Забегая вперед, можно сказать, что после «декады свободы» так и получилось. Но тогда мне все это казалось вопиющим мракобесием. Чьи интересы были за этим? Мне мерещились совокупления «ястребов». В своих политфантазиях я видел заокеанский военно-промышленный комплекс, братающийся с Главным Политуправлением, а РУМО с ГРУ, и весь этот биполярный нацболизм взывал к единственному спасению — «русскому Пиночету».

Немедленно надо было заворачивать руль.

Но с кем было делиться? К кому апеллировать? Если даже в «домашних» переводах на английский моих материалов, которыми я пытался обратить внимание на затянувшийся абсурд, мои термины из предосторожности заменялись так, что грозная «Русская партия» начинала выглядеть безобидной «русской группой». Типа мирно забивают в домино.

Помилуйте: какой Генштаб, какие трубадуры?

А диссиденты — за пределами, то есть, корпорации — как назло, дули в дуду, что Горби — новый Сталин.

* * *

Ухмылка Сатаны последовала за выходом в эфир моей программы. Ах, поверх барьеров?

Получайте…

26 апреля к нам поверх барьеров прилетело радиоактивное облако под названием «Чернобыль»; явившись домой с работы, я велел дочери с подругой, попавшим под ласковый весенний дождь, немедленно под душ!

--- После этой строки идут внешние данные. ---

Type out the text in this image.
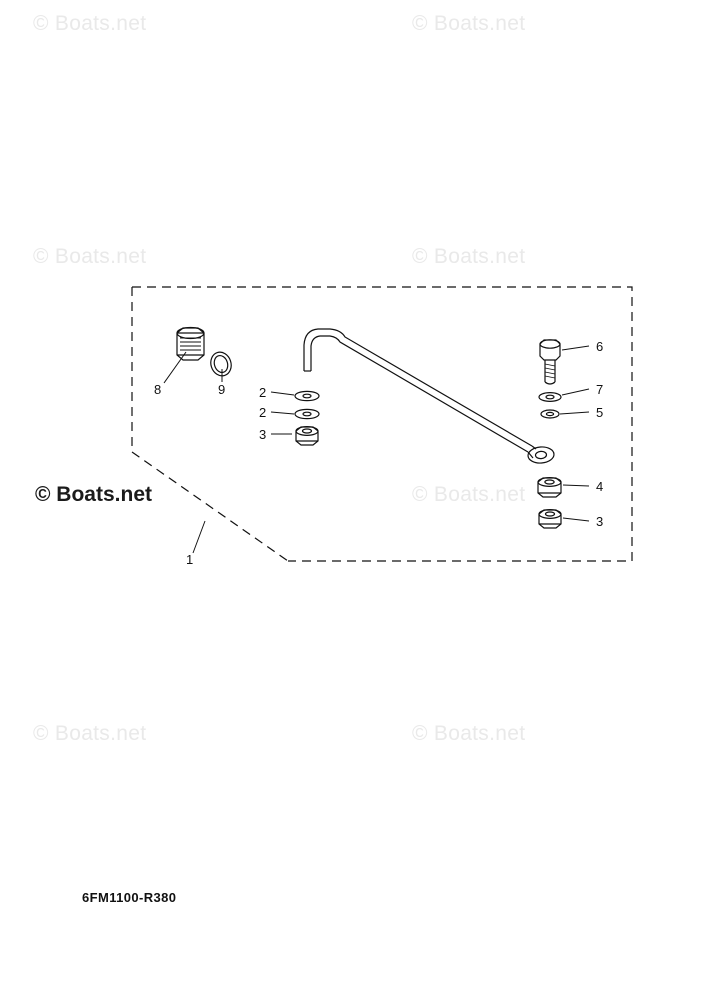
© Boats.net	© Boats.net
© Boats.net	© Boats.net
© Boats.net
© Boats.net	© Boats.net
© Boats.net
8	9	2
2
3
6
7
5
4
3
1
6FM1100-R380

Немедленно!..

И с тяжестью на сердце слушал их переплеск и хохот.

На следующий день было воскресенье. Жутко, нездешне сияло солнце. Мюнхен вымер. Все сидели дома. И в этой пустоте наш скоч-террьер умудрился попасть под обезумелую машину. Никогда не забуду, как нес к ветеринару только что живое тело в пластиковом пакете.

Что плохо для человечества, то хорошо для нас. «Чернобыль» стал одним из первых наших массовых прорывов к аудитории. В подобные моменты интерес к «антеннам, направленным на Восток» зашкаливал.

Объявивший гласность Кремль молчал два дня. А запланировав на понедельник оглашение катастрофической новости, предпринял параллельно-синхронные меры по отвлечению от нее масс. Старая ли площадь обязала Площадь Дзержинского выложить все, что было у последней интересного, или то была встречная инициатива «Комитета», который тем самым заодно и наносил «контрпропагандистский» удар по мюнхенскому источнику информационного зла, только именно в тот понедельник 28 апреля на Центральном телевидении воскрес Поленов.

Ровно через два месяца после исчезновения.

Пресс-конференция!

Постфактум, в своей книжке вышедшей на Западе в год преждевременной смерти автора, которому было только 49, Поленов не скрывает постановочный характер этого провального телеспектакля, сценарий которого дважды переписывался на Лубянке, но при этом пытается рассеять подозрения, что заметная деформация его физиономии могла быть связана с мерами по принуждению. Нет, дескать, просто неудачно упал в результате потери сознания от неожиданной боли в почках, заглушенной стаканом бренди, которую ему сунула сердобольная домработница сэйф-хауза советской разведки в Восточном Берлине. Приложившись при этом левой стороной лица так, что пришлось накладывать грим.